A delightful twist on a classic salmon dish, combining the tangy sweetness of honey mustard with a rich cranberry sauce.
Preheat your oven to 450°F (230°C).
Ensure the oven is fully preheated before placing the salmon inside for even cooking.
In a small bowl, mix the Dijon mustard and honey until well combined.
You can adjust the sweetness by adding more or less honey to suit your taste.
Place the salmon fillets on a baking sheet lined with parchment paper, skin side down.
Lining the baking sheet with parchment paper makes cleanup easier.

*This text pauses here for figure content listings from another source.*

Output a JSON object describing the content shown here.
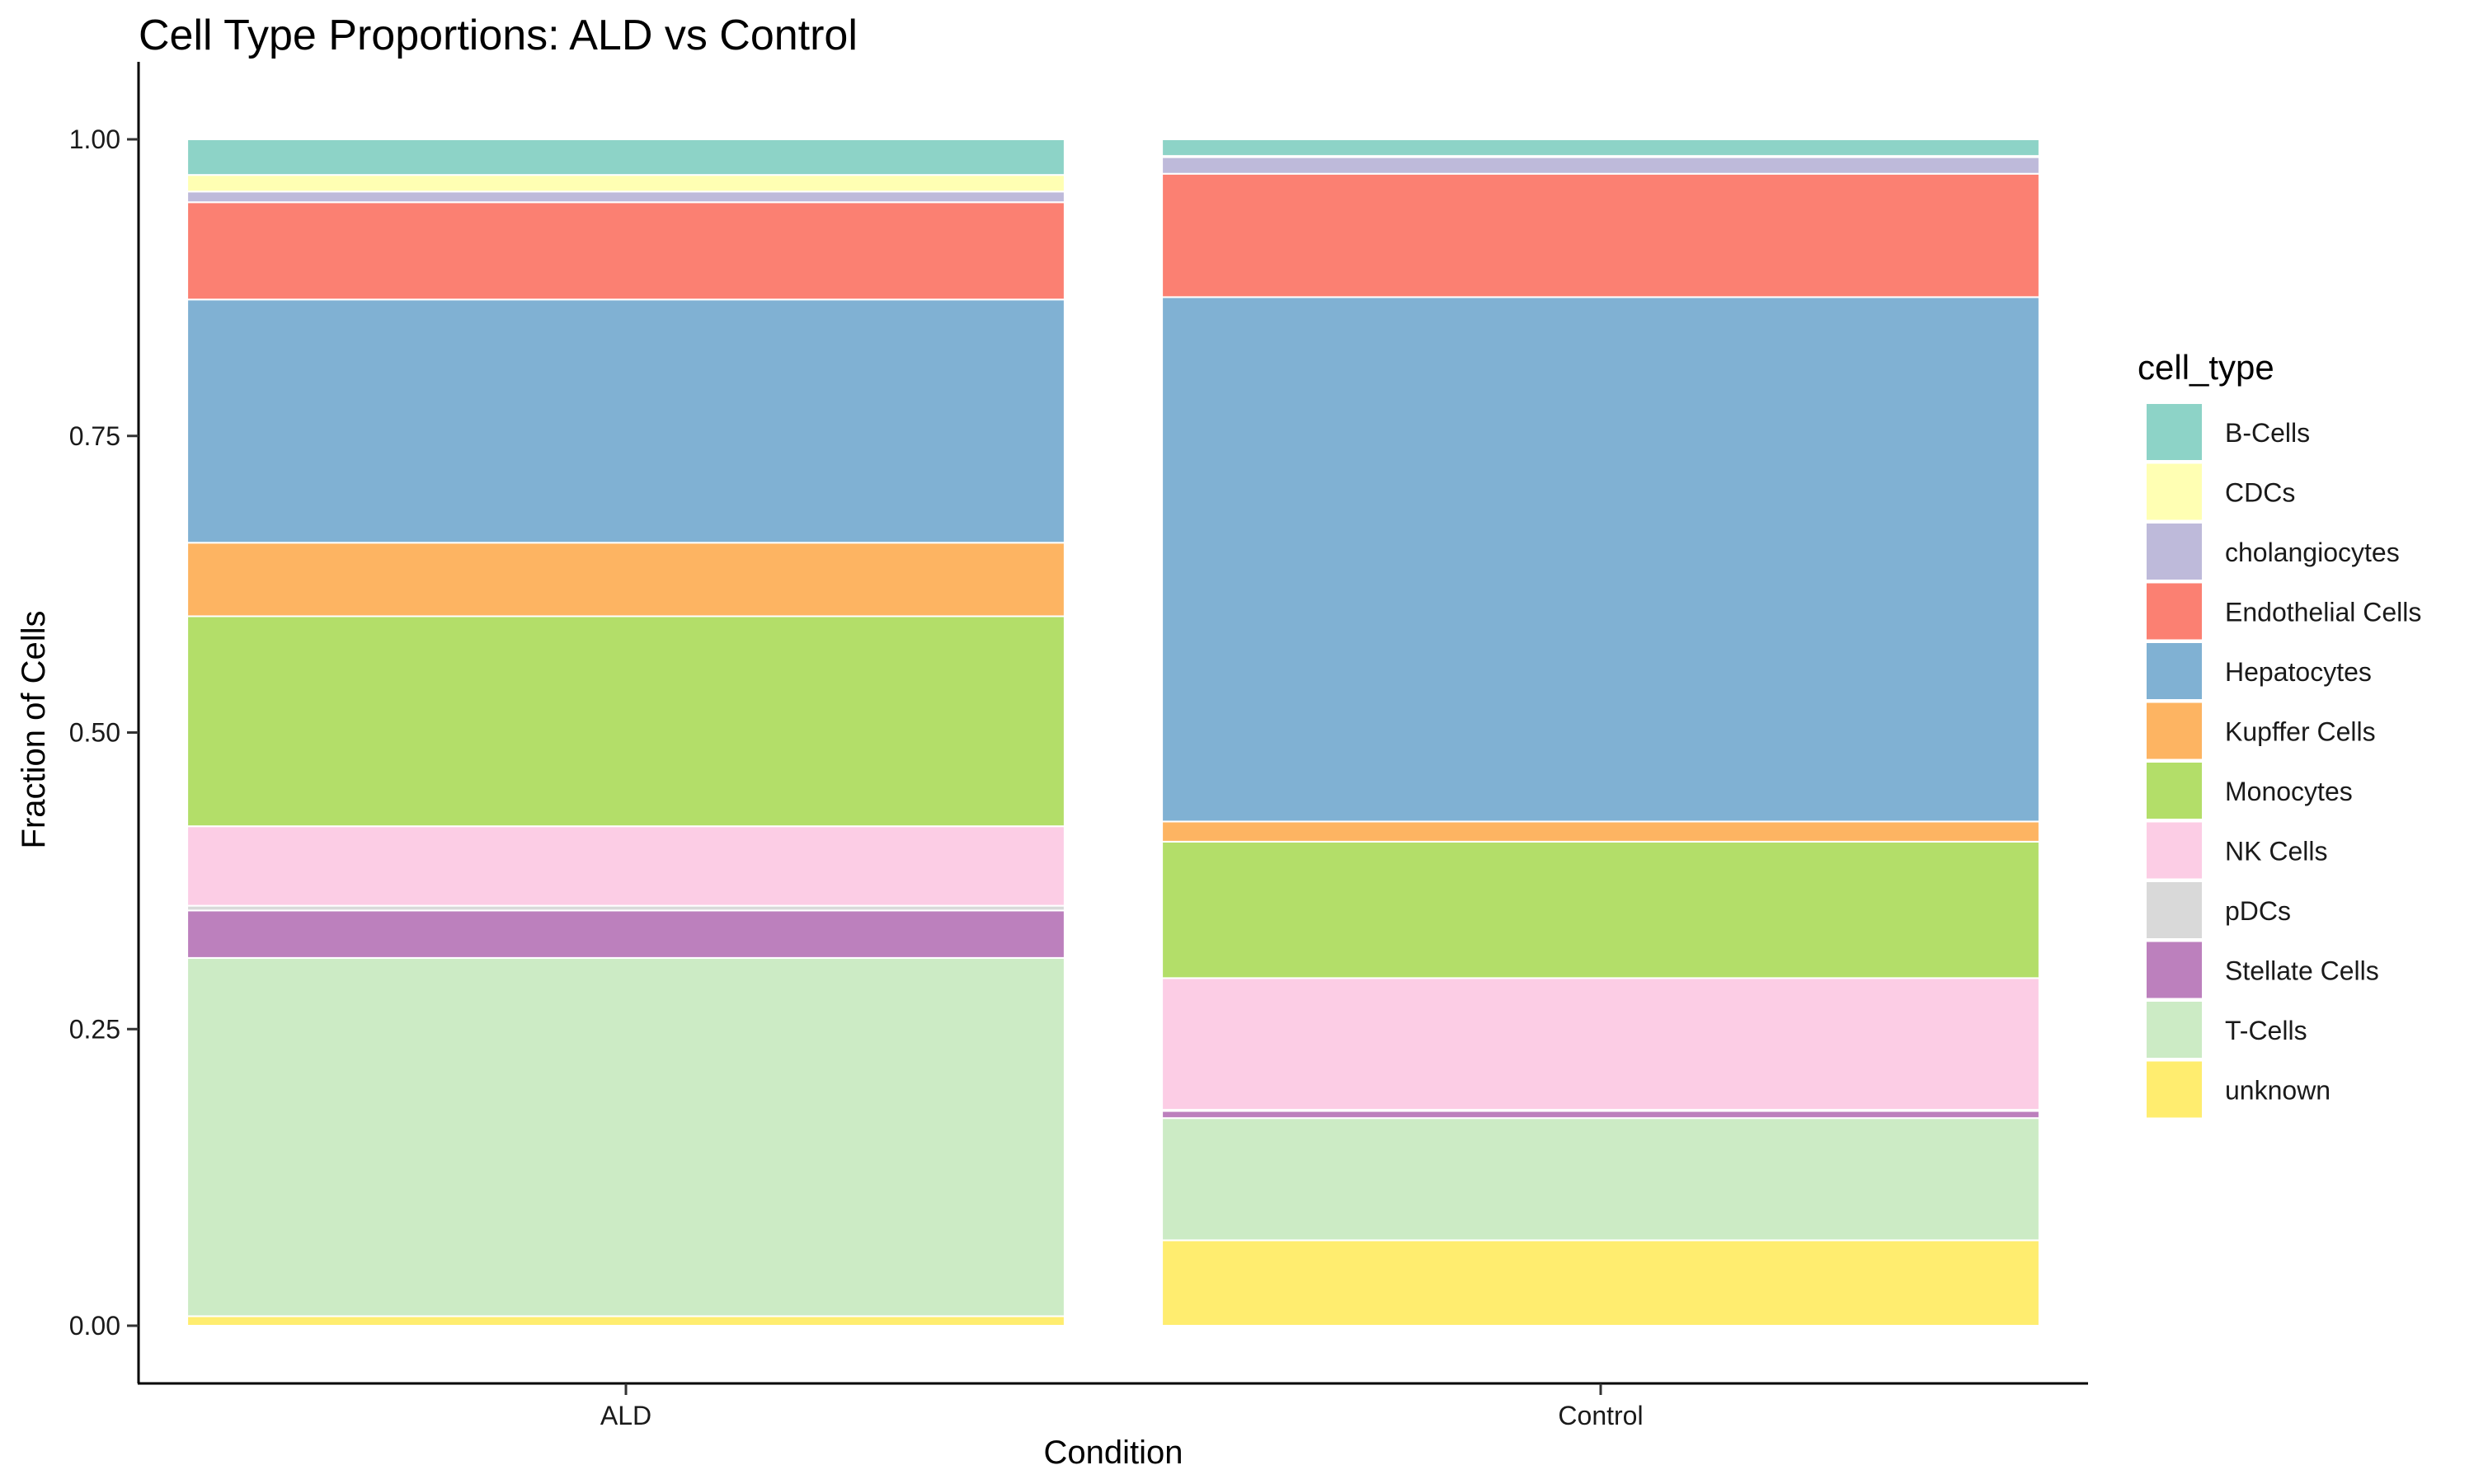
{
  "chart_data": {
    "type": "bar",
    "stacked": true,
    "title": "Cell Type Proportions: ALD vs Control",
    "xlabel": "Condition",
    "ylabel": "Fraction of Cells",
    "categories": [
      "ALD",
      "Control"
    ],
    "ylim": [
      0,
      1
    ],
    "yticks": [
      "0.00",
      "0.25",
      "0.50",
      "0.75",
      "1.00"
    ],
    "grid": false,
    "legend": {
      "title": "cell_type",
      "position": "right"
    },
    "series": [
      {
        "name": "unknown",
        "color": "#FFED6F",
        "values": [
          0.008,
          0.072
        ]
      },
      {
        "name": "T-Cells",
        "color": "#CCEBC5",
        "values": [
          0.302,
          0.103
        ]
      },
      {
        "name": "Stellate Cells",
        "color": "#BC80BD",
        "values": [
          0.04,
          0.006
        ]
      },
      {
        "name": "pDCs",
        "color": "#D9D9D9",
        "values": [
          0.004,
          0.001
        ]
      },
      {
        "name": "NK Cells",
        "color": "#FCCDE5",
        "values": [
          0.067,
          0.111
        ]
      },
      {
        "name": "Monocytes",
        "color": "#B3DE69",
        "values": [
          0.177,
          0.115
        ]
      },
      {
        "name": "Kupffer Cells",
        "color": "#FDB462",
        "values": [
          0.062,
          0.017
        ]
      },
      {
        "name": "Hepatocytes",
        "color": "#80B1D3",
        "values": [
          0.205,
          0.442
        ]
      },
      {
        "name": "Endothelial Cells",
        "color": "#FB8072",
        "values": [
          0.082,
          0.104
        ]
      },
      {
        "name": "cholangiocytes",
        "color": "#BEBADA",
        "values": [
          0.009,
          0.014
        ]
      },
      {
        "name": "CDCs",
        "color": "#FFFFB3",
        "values": [
          0.014,
          0.001
        ]
      },
      {
        "name": "B-Cells",
        "color": "#8DD3C7",
        "values": [
          0.03,
          0.014
        ]
      }
    ],
    "legend_order": [
      "B-Cells",
      "CDCs",
      "cholangiocytes",
      "Endothelial Cells",
      "Hepatocytes",
      "Kupffer Cells",
      "Monocytes",
      "NK Cells",
      "pDCs",
      "Stellate Cells",
      "T-Cells",
      "unknown"
    ]
  }
}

Season the salmon with salt and black pepper, then spread the honey-mustard glaze evenly over the top of each fillet.
Use a brush or the back of a spoon to evenly distribute the glaze.
Bake the salmon in the preheated oven for about 10 minutes, or until the salmon is cooked through and flakes easily with a fork.

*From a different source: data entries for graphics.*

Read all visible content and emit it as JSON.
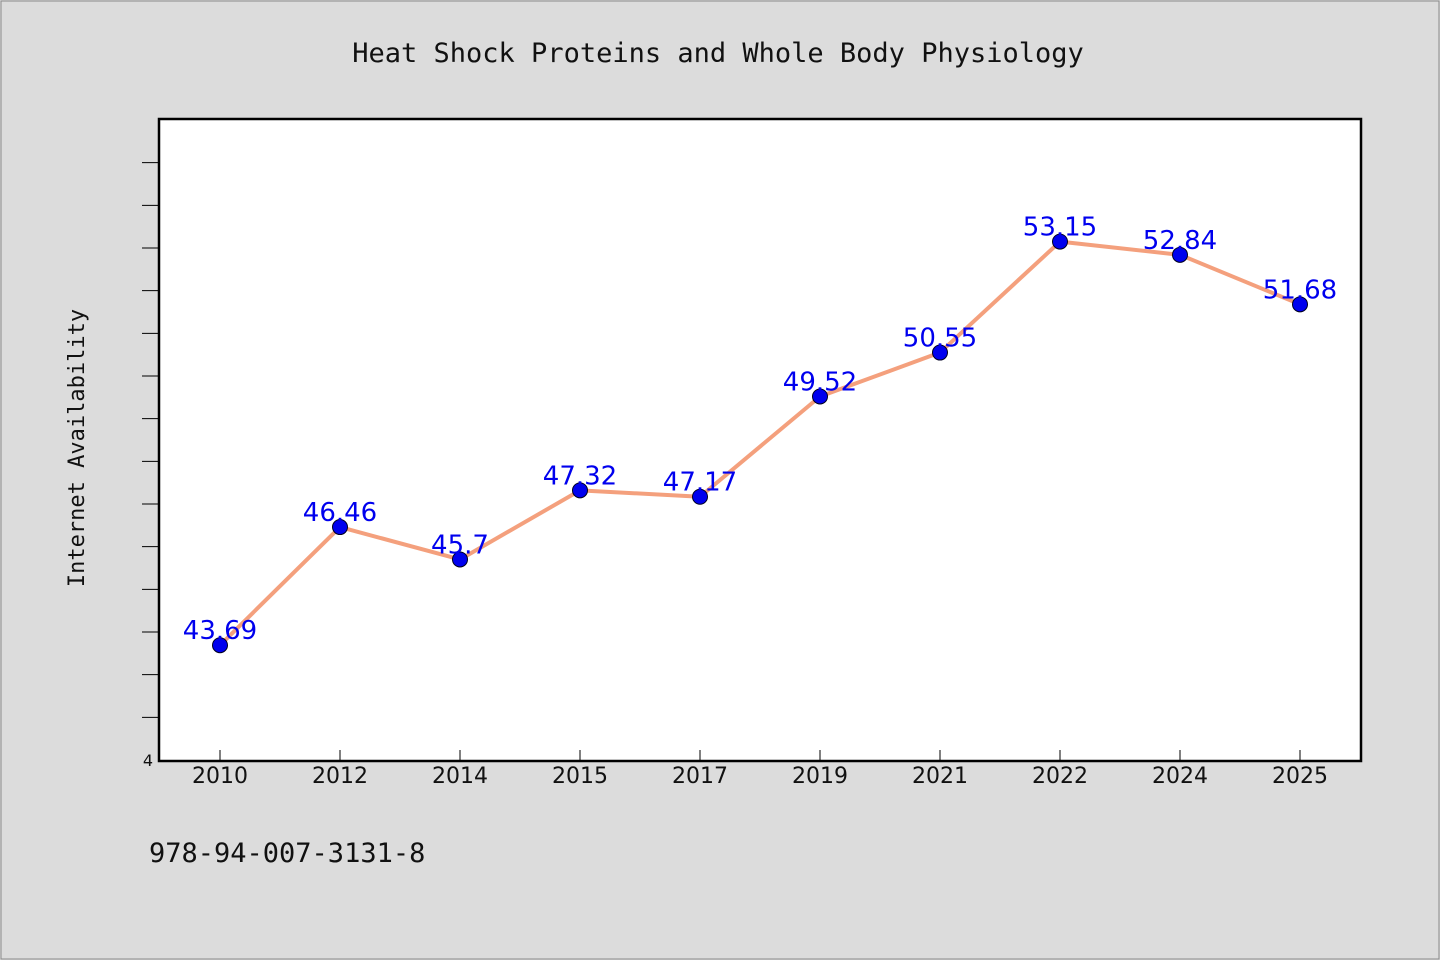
{
  "chart_data": {
    "type": "line",
    "title": "Heat Shock Proteins and Whole Body Physiology",
    "xlabel": "",
    "ylabel": "Internet Availability",
    "categories": [
      "2010",
      "2012",
      "2014",
      "2015",
      "2017",
      "2019",
      "2021",
      "2022",
      "2024",
      "2025"
    ],
    "series": [
      {
        "values": [
          43.69,
          46.46,
          45.7,
          47.32,
          47.17,
          49.52,
          50.55,
          53.15,
          52.84,
          51.68
        ]
      }
    ],
    "data_labels": [
      "43.69",
      "46.46",
      "45.7",
      "47.32",
      "47.17",
      "49.52",
      "50.55",
      "53.15",
      "52.84",
      "51.68"
    ],
    "ylim": [
      41,
      56
    ],
    "y_tick_step": 1,
    "y_tick_labels_shown": [
      "4"
    ],
    "grid": false,
    "legend": "none",
    "line_color": "#f4a07d",
    "marker_color": "#0000ee",
    "label_color": "#0000ee"
  },
  "footer": {
    "isbn": "978-94-007-3131-8"
  }
}
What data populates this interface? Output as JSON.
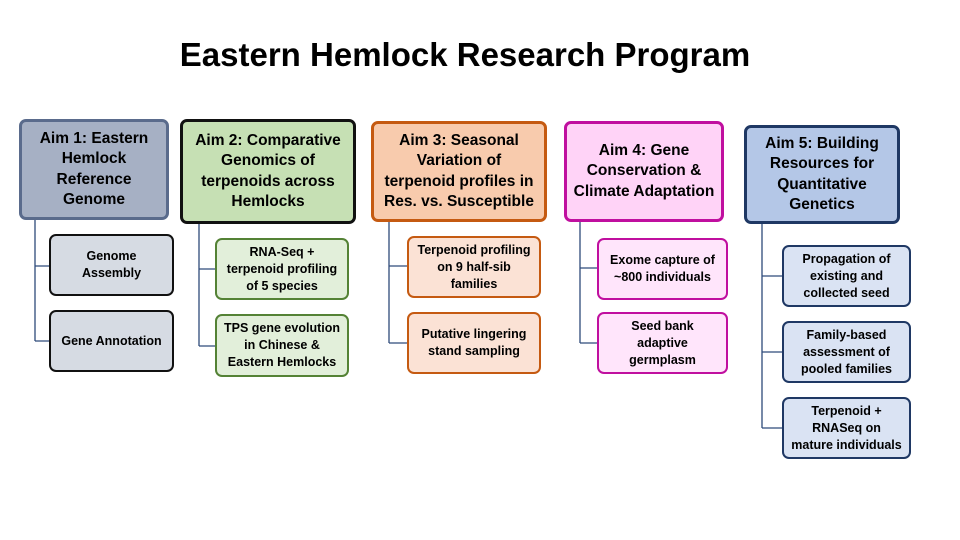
{
  "title": "Eastern Hemlock Research Program",
  "aims": [
    {
      "label": "Aim 1: Eastern Hemlock Reference Genome",
      "subs": [
        "Genome Assembly",
        "Gene Annotation"
      ]
    },
    {
      "label": "Aim 2: Comparative Genomics of terpenoids across Hemlocks",
      "subs": [
        "RNA-Seq + terpenoid profiling of 5 species",
        "TPS gene evolution in Chinese & Eastern Hemlocks"
      ]
    },
    {
      "label": "Aim 3: Seasonal Variation of terpenoid profiles in Res. vs. Susceptible",
      "subs": [
        "Terpenoid profiling on 9 half-sib families",
        "Putative lingering stand sampling"
      ]
    },
    {
      "label": "Aim 4: Gene Conservation & Climate Adaptation",
      "subs": [
        "Exome capture of ~800 individuals",
        "Seed bank adaptive germplasm"
      ]
    },
    {
      "label": "Aim 5: Building Resources for Quantitative Genetics",
      "subs": [
        "Propagation of existing and collected seed",
        "Family-based assessment of pooled families",
        "Terpenoid + RNASeq on mature individuals"
      ]
    }
  ],
  "colors": {
    "aim1": "#a6b0c4",
    "aim2": "#c6e0b4",
    "aim3": "#f8cbad",
    "aim4": "#ffd3f7",
    "aim5": "#b4c7e7",
    "connector": "#2e4a7a"
  }
}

Cooking time may vary depending on the thickness of the salmon fillets.
While the salmon is baking, heat a skillet over medium heat and sauté the minced shallot in a bit of oil until softened.

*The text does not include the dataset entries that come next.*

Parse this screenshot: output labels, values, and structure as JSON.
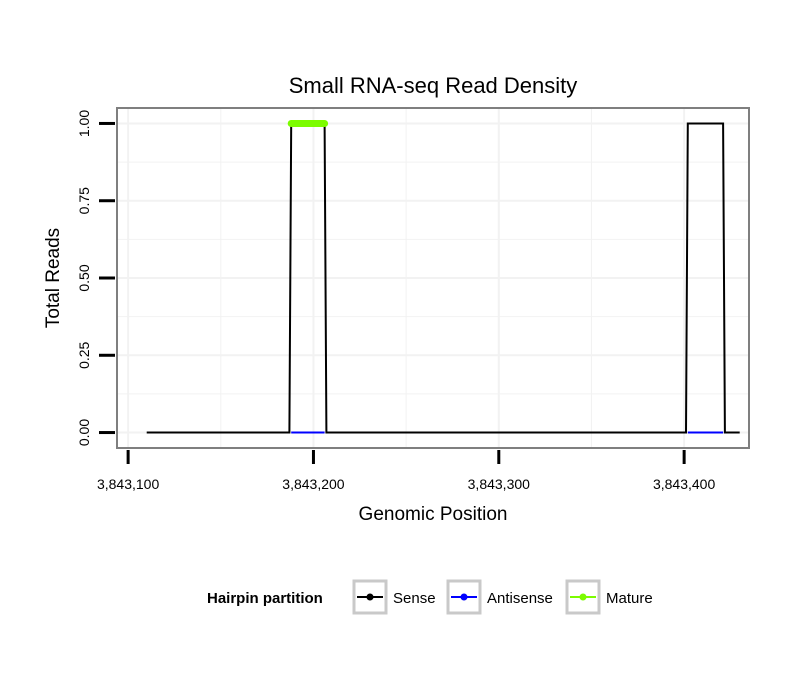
{
  "chart_data": {
    "type": "line",
    "title": "Small RNA-seq Read Density",
    "xlabel": "Genomic Position",
    "ylabel": "Total Reads",
    "xlim": [
      3843094,
      3843435
    ],
    "ylim": [
      -0.05,
      1.05
    ],
    "x_ticks": [
      3843100,
      3843200,
      3843300,
      3843400
    ],
    "x_tick_labels": [
      "3,843,100",
      "3,843,200",
      "3,843,300",
      "3,843,400"
    ],
    "y_ticks": [
      0,
      0.25,
      0.5,
      0.75,
      1.0
    ],
    "y_tick_labels": [
      "0.00",
      "0.25",
      "0.50",
      "0.75",
      "1.00"
    ],
    "grid": true,
    "legend": {
      "title": "Hairpin partition",
      "position": "bottom",
      "entries": [
        "Sense",
        "Antisense",
        "Mature"
      ]
    },
    "series": [
      {
        "name": "Sense",
        "color": "#000000",
        "x": [
          3843110,
          3843187,
          3843188,
          3843206,
          3843207,
          3843401,
          3843402,
          3843421,
          3843422,
          3843430
        ],
        "y": [
          0,
          0,
          1,
          1,
          0,
          0,
          1,
          1,
          0,
          0
        ]
      },
      {
        "name": "Antisense",
        "color": "#0000ff",
        "x": [
          3843188,
          3843206
        ],
        "y": [
          0,
          0
        ]
      },
      {
        "name": "Antisense",
        "color": "#0000ff",
        "x": [
          3843402,
          3843421
        ],
        "y": [
          0,
          0
        ]
      },
      {
        "name": "Mature",
        "color": "#7cfc00",
        "x": [
          3843188,
          3843206
        ],
        "y": [
          1,
          1
        ]
      }
    ]
  }
}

Stir frequently to prevent the shallots from burning.
Add the cranberry sauce and balsamic vinegar to the skillet, stirring until the mixture is smooth and heated through.
Adjust the sauce's consistency by adding a splash of water if it becomes too thick.
Serve the baked salmon topped with the warm cranberry sauce.
Garnish with fresh herbs like parsley or dill for added color and flavor.